Given the correlation of patients' perception of potential harm imposed by drug therapy with rates of non-adherence, Dr. Nguyen emphasizes that physicians must communicate to their female patients the importance of taking their medication to "prevent disease relapse, which may have the most adverse effects on pregnancy." He advocates pursuing this discussion prior to pregnancy, with all female patients of child-bearing age, as changing 5-ASA formulations involves a hypothetical and small possibility of relapse.
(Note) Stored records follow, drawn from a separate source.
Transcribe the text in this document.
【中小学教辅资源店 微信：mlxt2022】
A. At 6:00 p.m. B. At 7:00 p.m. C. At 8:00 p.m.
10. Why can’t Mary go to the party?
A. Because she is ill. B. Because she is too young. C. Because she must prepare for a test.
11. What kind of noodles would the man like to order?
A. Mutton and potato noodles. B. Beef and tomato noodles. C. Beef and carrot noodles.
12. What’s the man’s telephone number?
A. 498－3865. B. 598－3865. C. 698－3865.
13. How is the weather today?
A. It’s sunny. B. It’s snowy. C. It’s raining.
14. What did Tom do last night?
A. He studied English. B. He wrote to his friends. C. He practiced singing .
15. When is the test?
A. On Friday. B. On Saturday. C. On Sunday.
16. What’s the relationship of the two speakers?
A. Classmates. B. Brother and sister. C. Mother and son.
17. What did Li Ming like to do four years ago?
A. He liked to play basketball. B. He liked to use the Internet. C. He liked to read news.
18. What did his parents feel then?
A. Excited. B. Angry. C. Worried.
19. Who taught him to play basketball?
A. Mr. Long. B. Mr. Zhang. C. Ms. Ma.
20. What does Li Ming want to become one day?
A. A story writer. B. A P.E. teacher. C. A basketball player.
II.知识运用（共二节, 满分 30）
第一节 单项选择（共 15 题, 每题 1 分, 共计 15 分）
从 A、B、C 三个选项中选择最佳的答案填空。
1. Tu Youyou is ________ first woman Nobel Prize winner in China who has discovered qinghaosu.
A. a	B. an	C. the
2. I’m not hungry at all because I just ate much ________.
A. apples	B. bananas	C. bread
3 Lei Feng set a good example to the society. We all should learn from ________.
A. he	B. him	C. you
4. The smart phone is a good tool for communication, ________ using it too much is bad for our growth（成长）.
The importance of patient education and the value of a tacit contract between the patient and care provider for adherence to treatment regimens is illustrated in a case report from Dr. Brian Bressler, of St Paul's Hospital, University of British Columbia. This real-life scenario profiles a young adult with moderately active left-sided ulcerative colitis. Dr. Bressler stresses that the patient's treatment plan had to involve "appropriate education" to first obtain and then extend disease remission. In this case, Dr. Bressler shows that when patients with UC feel well, they often struggle with adhering to their medical regimen; however, they must accept the idea of and commit to long-term adherence. In addition to discussing treatment options for moderately active left-sided UC, and the importance of adherence, Dr. Bressler also addresses concerns related to self-administration of enemas.
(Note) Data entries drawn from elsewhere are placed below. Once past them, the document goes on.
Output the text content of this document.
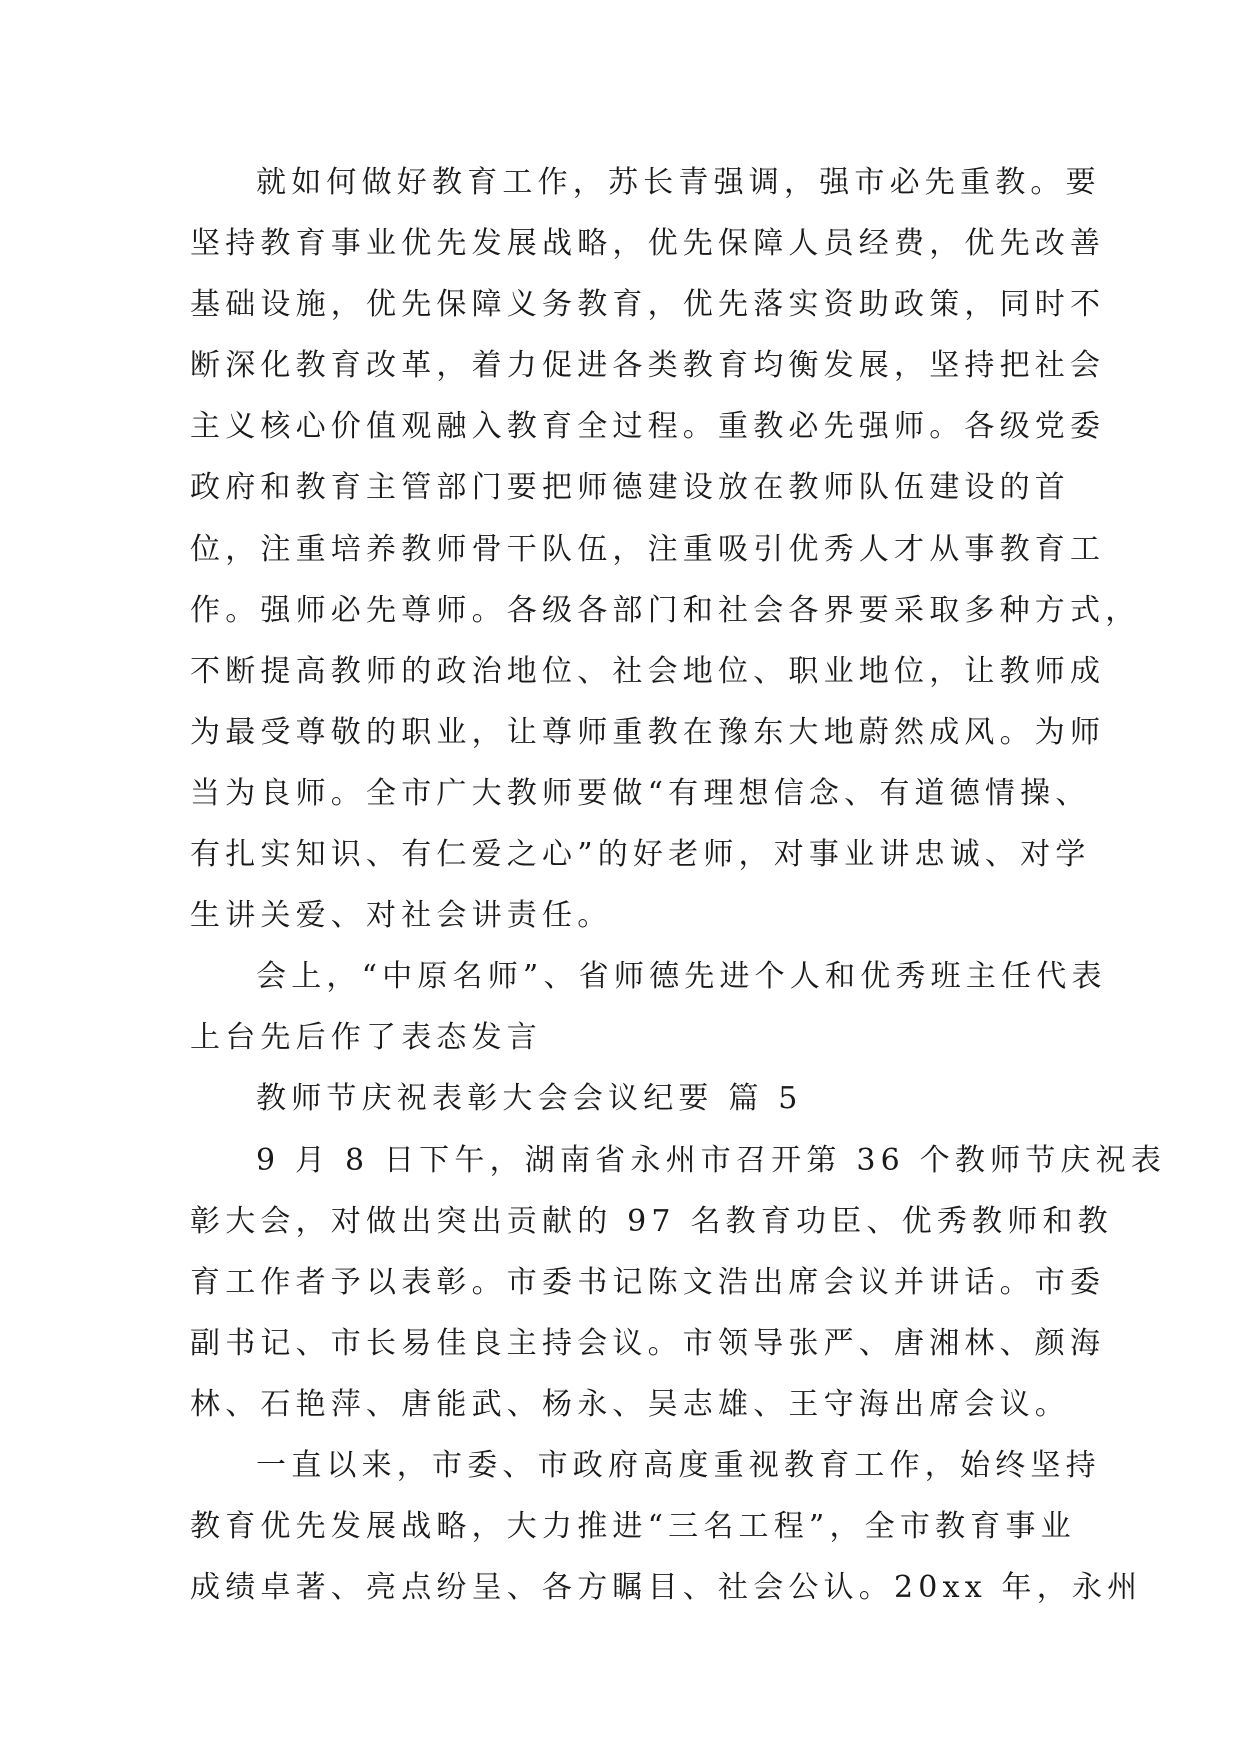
就如何做好教育工作，苏长青强调，强市必先重教。要
坚持教育事业优先发展战略，优先保障人员经费，优先改善
基础设施，优先保障义务教育，优先落实资助政策，同时不
断深化教育改革，着力促进各类教育均衡发展，坚持把社会
主义核心价值观融入教育全过程。重教必先强师。各级党委
政府和教育主管部门要把师德建设放在教师队伍建设的首
位，注重培养教师骨干队伍，注重吸引优秀人才从事教育工
作。强师必先尊师。各级各部门和社会各界要采取多种方式，
不断提高教师的政治地位、社会地位、职业地位，让教师成
为最受尊敬的职业，让尊师重教在豫东大地蔚然成风。为师
当为良师。全市广大教师要做“有理想信念、有道德情操、
有扎实知识、有仁爱之心”的好老师，对事业讲忠诚、对学
生讲关爱、对社会讲责任。
会上，“中原名师”、省师德先进个人和优秀班主任代表
上台先后作了表态发言
教师节庆祝表彰大会会议纪要 篇 5
9 月 8 日下午，湖南省永州市召开第 36 个教师节庆祝表
彰大会，对做出突出贡献的 97 名教育功臣、优秀教师和教
育工作者予以表彰。市委书记陈文浩出席会议并讲话。市委
副书记、市长易佳良主持会议。市领导张严、唐湘林、颜海
林、石艳萍、唐能武、杨永、吴志雄、王守海出席会议。
一直以来，市委、市政府高度重视教育工作，始终坚持
教育优先发展战略，大力推进“三名工程”，全市教育事业
成绩卓著、亮点纷呈、各方瞩目、社会公认。20xx 年，永州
Medical therapies for UC are effective, but as the condition is characterized by recurrence, early detection of symptoms is valued. Calprotectin levels in stool correlate not only with the degree of clinical severity of UC but also with the presence or absence of mucosal inflammation. In an effort to extend remission in UC, current research has focussed on laboratory testing results with fecal calprotectin to help guide medication adjustments, with the aim of mitigating the risk of flares or full-blown relapses. In his article "Optimizing Targets in Patient Management of Ulcerative Colitis," A. Hillary Steinhart, of Mount Sinai Hospital/University Health Network and the University of Toronto, states that "patients who have greater degrees of active mucosal inflammation despite the absence of clinical symptoms are at higher risk of developing a symptomatic flare in the near term." As a result, there has been increased interest in detecting mucosal inflammation in asymptomatic patients, surveillance that is usually performed using flexible sigmoidoscopy or colonoscopy. Because these tests are invasive, patients in clinical remission may oppose repeated endoscopic evaluations. Fecal calprotectin testing offers a non-invasive means of monitoring patients in clinical remission. As such testing is easy and non-invasive—indeed, the possibility of performing home testing of fecal calprotectin has been explored—patients may be more likely to use it regularly to monitor their mucosal inflammation.

These articles are intended to address the practical issues of day-to-day care in managing patients with UC. It is our sincere hope that this special issue of the JCCC will provide additional insight and perspective, arming HCPs with concrete tools to facilitate successful outcomes.